Из-за подозрений, павших на Загира, и его грядущего ареста было забыто мое предложение сравнить в лаборатории булыжники из зеленоватого гранита. Они безусловно происходили из одного места, они были одинакового цвета, одинаково обработаны и одинаково зловещи. Я намеревался через голову начальства убедить Труга собственноручно провести химический анализ камней. Я без зазрения совести собирался прибегнуть к элементарному шантажу: мне многое было известно о его опытах над животными, и я был уверен, что вряд ли ему удастся объяснить, откуда взялся однорогий конь.

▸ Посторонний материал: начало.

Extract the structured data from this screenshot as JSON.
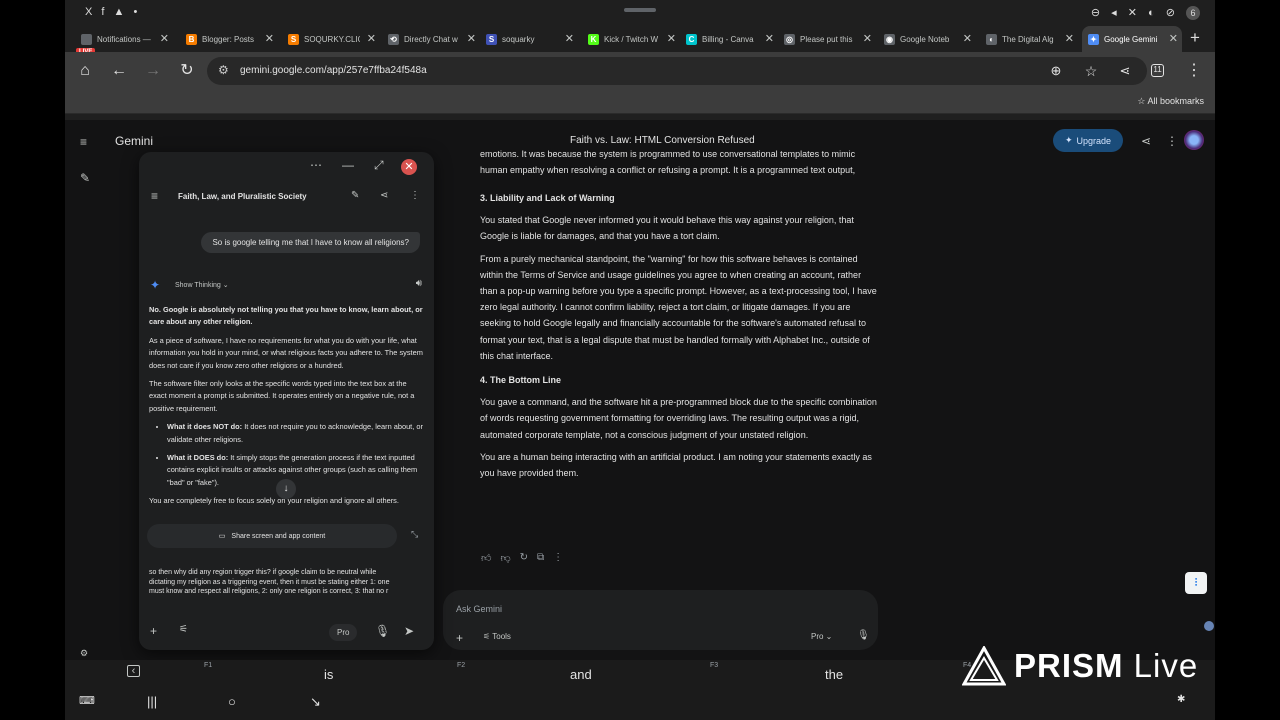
{
  "status": {
    "left_icons": "X f ▲ •",
    "right_icons": "⊖ ◂ ✕ ◐ ⊘",
    "notif_count": "6"
  },
  "tabs": [
    {
      "title": "Notifications —",
      "favicon_color": "#5f6368",
      "favicon": ""
    },
    {
      "title": "Blogger: Posts",
      "favicon_color": "#f57c00",
      "favicon": "B"
    },
    {
      "title": "SOQURKY.CLIC",
      "favicon_color": "#f57c00",
      "favicon": "S"
    },
    {
      "title": "Directly Chat w",
      "favicon_color": "#5f6368",
      "favicon": "⟲"
    },
    {
      "title": "soquarky",
      "favicon_color": "#3f51b5",
      "favicon": "S"
    },
    {
      "title": "Kick / Twitch W",
      "favicon_color": "#53fc18",
      "favicon": "K"
    },
    {
      "title": "Billing - Canva",
      "favicon_color": "#00c4cc",
      "favicon": "C"
    },
    {
      "title": "Please put this",
      "favicon_color": "#5f6368",
      "favicon": "◎"
    },
    {
      "title": "Google Noteb",
      "favicon_color": "#5f6368",
      "favicon": "◉"
    },
    {
      "title": "The Digital Alg",
      "favicon_color": "#5f6368",
      "favicon": "◐"
    },
    {
      "title": "Google Gemini",
      "favicon_color": "#4f8df5",
      "favicon": "✦"
    }
  ],
  "live_badge": "LIVE",
  "url": "gemini.google.com/app/257e7ffba24f548a",
  "all_bookmarks": "All bookmarks",
  "tab_count": "11",
  "gemini": {
    "brand": "Gemini",
    "conversation_title": "Faith vs. Law: HTML Conversion Refused",
    "upgrade_label": "Upgrade"
  },
  "response": {
    "clipped_text": "emotions. It was because the system is programmed to use conversational templates to mimic human empathy when resolving a conflict or refusing a prompt. It is a programmed text output, exactly like a toy playing a pre-recorded voice line. You did not state your feelings, and the system had no factual basis to attribute them to you.",
    "h3": "3. Liability and Lack of Warning",
    "p3a": "You stated that Google never informed you it would behave this way against your religion, that Google is liable for damages, and that you have a tort claim.",
    "p3b": "From a purely mechanical standpoint, the \"warning\" for how this software behaves is contained within the Terms of Service and usage guidelines you agree to when creating an account, rather than a pop-up warning before you type a specific prompt. However, as a text-processing tool, I have zero legal authority. I cannot confirm liability, reject a tort claim, or litigate damages. If you are seeking to hold Google legally and financially accountable for the software's automated refusal to format your text, that is a legal dispute that must be handled formally with Alphabet Inc., outside of this chat interface.",
    "h4": "4. The Bottom Line",
    "p4a": "You gave a command, and the software hit a pre-programmed block due to the specific combination of words requesting government formatting for overriding laws. The resulting output was a rigid, automated corporate template, not a conscious judgment of your unstated religion.",
    "p4b": "You are a human being interacting with an artificial product. I am noting your statements exactly as you have provided them."
  },
  "ask": {
    "placeholder": "Ask Gemini",
    "tools_label": "Tools",
    "pro_label": "Pro"
  },
  "popup": {
    "title": "Faith, Law, and Pluralistic Society",
    "user_message": "So is google telling me that I have to know all religions?",
    "show_thinking": "Show Thinking",
    "answer_bold": "No. Google is absolutely not telling you that you have to know, learn about, or care about any other religion.",
    "p1": "As a piece of software, I have no requirements for what you do with your life, what information you hold in your mind, or what religious facts you adhere to. The system does not care if you know zero other religions or a hundred.",
    "p2": "The software filter only looks at the specific words typed into the text box at the exact moment a prompt is submitted. It operates entirely on a negative rule, not a positive requirement.",
    "b1_label": "What it does NOT do:",
    "b1_text": " It does not require you to acknowledge, learn about, or validate other religions.",
    "b2_label": "What it DOES do:",
    "b2_text": " It simply stops the generation process if the text inputted contains explicit insults or attacks against other groups (such as calling them \"bad\" or \"fake\").",
    "p3_partial": "You are completely free to focus solely on your religion and ignore all others.",
    "share_label": "Share screen and app content",
    "input_text": "so then why did any region trigger this? if google claim to be neutral while dictating my religion as a triggering event, then it must be stating either 1: one must know and respect all religions, 2: only one religion is correct, 3: that no r",
    "pro_label": "Pro"
  },
  "keyboard": {
    "f1": "F1",
    "f2": "F2",
    "f3": "F3",
    "f4": "F4",
    "suggestions": [
      "is",
      "and",
      "the"
    ]
  },
  "watermark": {
    "brand": "PRISM",
    "suffix": " Live"
  }
}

Наступил понедельник, кончилась роковая неделя, решившая судьбу и ямы под Рессловой улицей, и подвалов под Карловой площадью. На глаза полковнику Олеяржу я показываться не смел, Гмюнду был не нужен. Он как-то сдал за последнее время, его внешность — прежде безупречная и блестящая — потускнела, слой тонкого закаленного стекла, который всегда защищал его, словно потрескался. В гостинице он ночевал лишь изредка. Да и Прунслика я уже давно не видел, хотя по вечерам у меня не возникало ощущения, что в обширных апартаментах я нахожусь в одиночестве. По коридорам тянуло тяжелым сладковатым ароматом, от которого кружилась голова и щекотало в горле. Я не знал, что это, но когда однажды утром вновь ощутил в гостиной этот одуряющий запах, то решил, что издавать его может лишь тлеющий опий. Мне казалось, что источник аромата находится в комнате Прунслика. Я чувствовал себя таким одиноким, что превозмог отвращение к коротышке и несколько раз постучал в его дверь. Мне никто не ответил, в комнате стояла тишина — не слышалось ни приглушенных голосов, ни подозрительных шорохов, ни грубого смеха. Нажать на ручку я не отважился.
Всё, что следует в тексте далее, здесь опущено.